In my continued effort to optimize common patterns that I am seeing in engineering models, I’ve found a more general pattern of functions of the form:
$$ fm(x) = \frac{f(x)}{x} $$
where “fm” is an arbitrary naming that I have chosen for this post. My question for you all is:
Is there an existing generalized naming for that pattern that would be better than “fm” (using an "m" suffix)?
Or even: Is there any specific case that has a traditional name that I can then adopt as a general naming pattern?
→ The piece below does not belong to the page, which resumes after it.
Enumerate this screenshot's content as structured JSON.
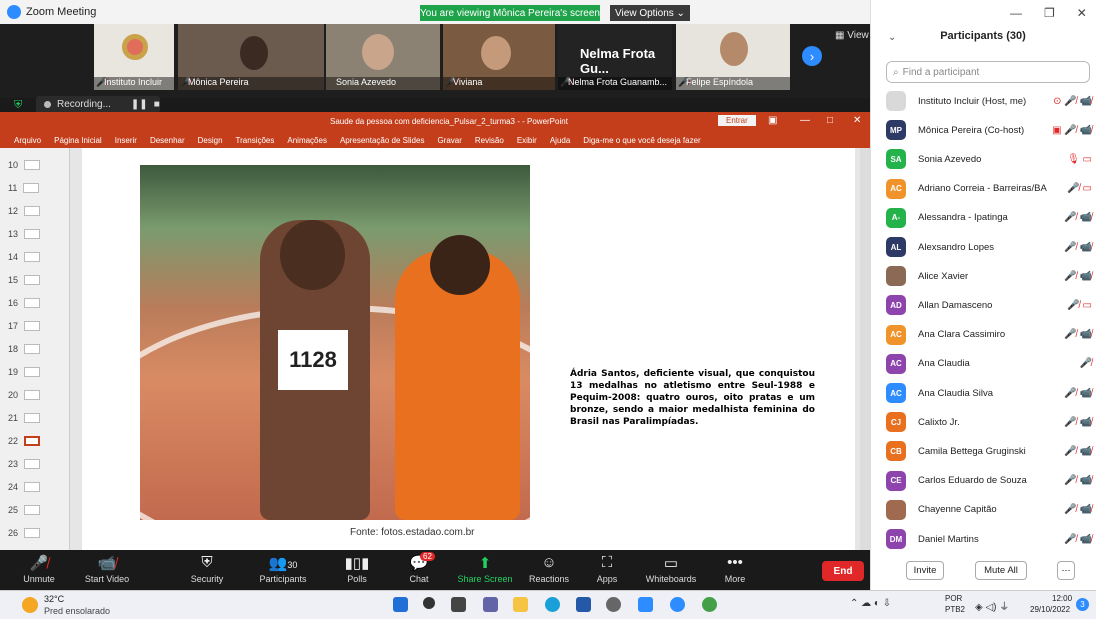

For example, I often see this pattern:
$$ sinm(x) = \frac{sin(x)}{x} $$
where not only can I optimize $\frac{sin(x)}{x}$ for efficiency, but also it is well-defined as equal to $1$ at $x = 0$. So, does that have an existing name?
Similarly,
$$\begin{align} tanm(x) & = \frac{tan(x)}{x} \\\\ sinhm(x) & = \frac{sinh(x)}{x} \end{align} $$
are both well-defined as 1 at x == 0 and can be optimized.
Similar patterns I see occasionally are:
$$ \begin{align} expm(x) & = \frac{exp(x)}{x} = \frac{e^x}{x} \\\\ lnm(x) & = \frac{ln(x)}{x} \end{align} $$
I am also seeing these patterns quite often:
$$ \begin{align} quadraticm(x, a, b, c) & = \frac{quadratic(x, a, b, c)}{x} = a x + b + \frac{c}{x} \\\\ cubicm(x, a, b, c, d) & = \frac{cubic(x, a, b, c, d)}{x} = a x^2 + b x + c + \frac{d}{x} \end{align} $$
Using an “m” or “m1” suffix for “minus one order” is the best naming I’ve come up with so far. Another option is “d” for damped… though that would be linearly damped, as opposed to exponentially damped where I’d be dividing by $e^x$ (which may be another pattern of value).
So, what general naming pattern would you mathematicians find natural for $\frac{f(x)}{x}$?
I have to name them something in my software… just looking for some guidance from mathematicians on any existing or natural pattern that I should be following… as opposed to just picking something blindly that might be a poor choice.
Thanks for any recommendations!